Un communiqué publié en cette fin de matinée par le syndicat national des magistrats indique que l’appel à la grève lancé par la même organisation a été très largement suivi. Le communiqué évoque un taux de suivi de 96% à l’échelle nationale, ce qui contredit les informations diffusées ce matin par certains porte-voix du régime ayant annoncé l’échec de l’action entreprise par le syndicat.

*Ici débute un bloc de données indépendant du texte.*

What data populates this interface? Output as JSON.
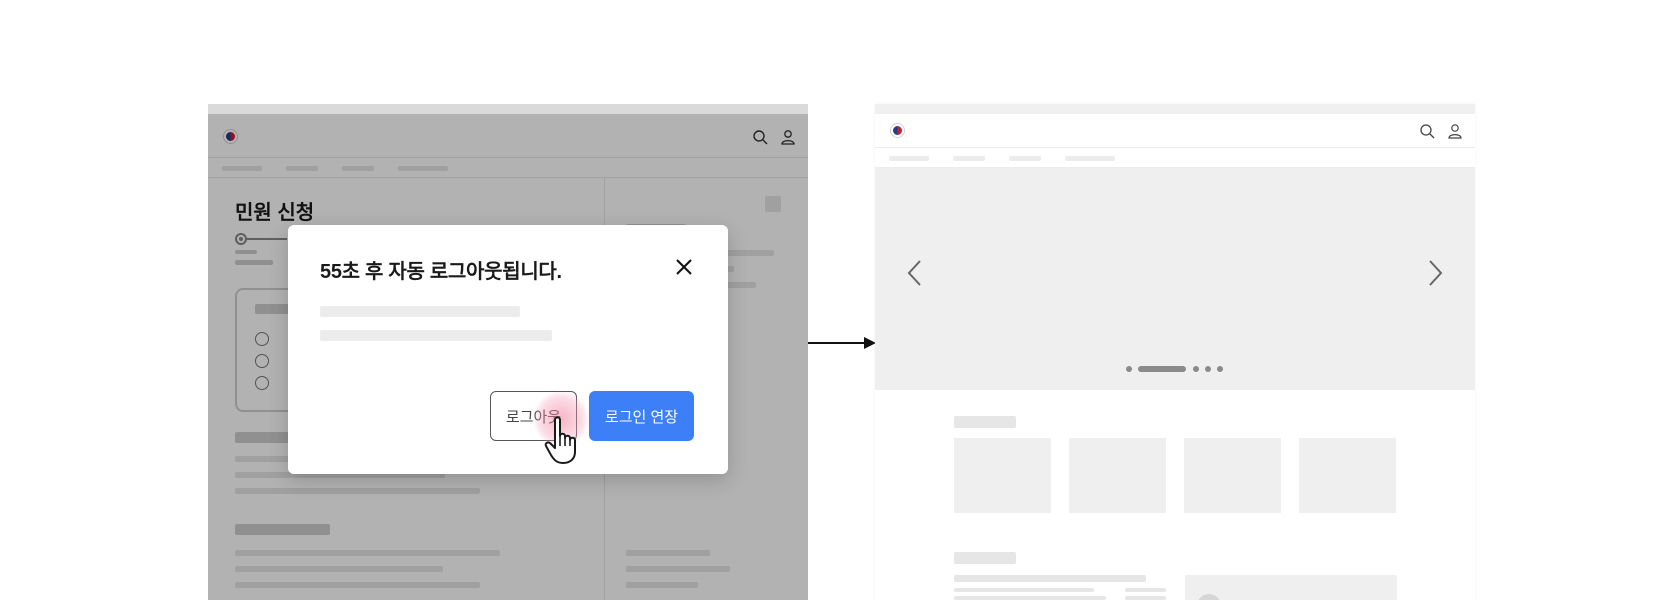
{
  "left_screen": {
    "page_title": "민원 신청",
    "icons": [
      "gov-logo-icon",
      "search-icon",
      "user-icon"
    ]
  },
  "modal": {
    "title": "55초 후 자동 로그아웃됩니다.",
    "logout_label": "로그아웃",
    "extend_label": "로그인 연장",
    "accent_color": "#3d7ff7"
  },
  "right_screen": {
    "icons": [
      "gov-logo-icon",
      "search-icon",
      "user-icon",
      "chevron-left-icon",
      "chevron-right-icon"
    ],
    "carousel": {
      "slide_count": 5,
      "active_index": 0
    }
  }
}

Une certaine presse affidée au régime avait annoncé en début de matinée que l’entreprise d’une grève illimitée par les juges rejetant le dernier mouvement ayant touché l’appareil judiciaire avait connu des défections. On avait même publié la déclaration d’un membre du conseil national représentant les magistrats de la Cour de Tindouf, ayant annoncé son refus de rejoindre l’action entreprise par le syndicat des magistrats.

Le syndicat précise que le juge en question va être traduit devant le conseil de discipline, tout en soulignant que les magistrats de la cour de Tindouf lui ont retiré leur confiance.

À l’origine de cette brouille entre les juges et le ministère de la Justice : Le mouvement annuel des magistrats. En clair, il s’agit des mutations qui s’opèrent dans le secteur à travers l’affectation vers d’autres wilayas.

Le mouvement opéré cette année est inédit en termes d’ampleur. Près de 3000 magistrats sont concernés. Les juges accusent l’exécutif, à travers le ministre de la Justice, de s’approprier les prérogatives du Conseil supérieur de la magistrature(CSM), dont la fonction est d’incarner l’indépendance du pouvoir judiciaire.

Dans un précédent communiqué, le syndicat des juges dénonçait l’omnipotence de l’exécutif sur l’appareil judiciaire et la préparation du mouvement annuel en catimini.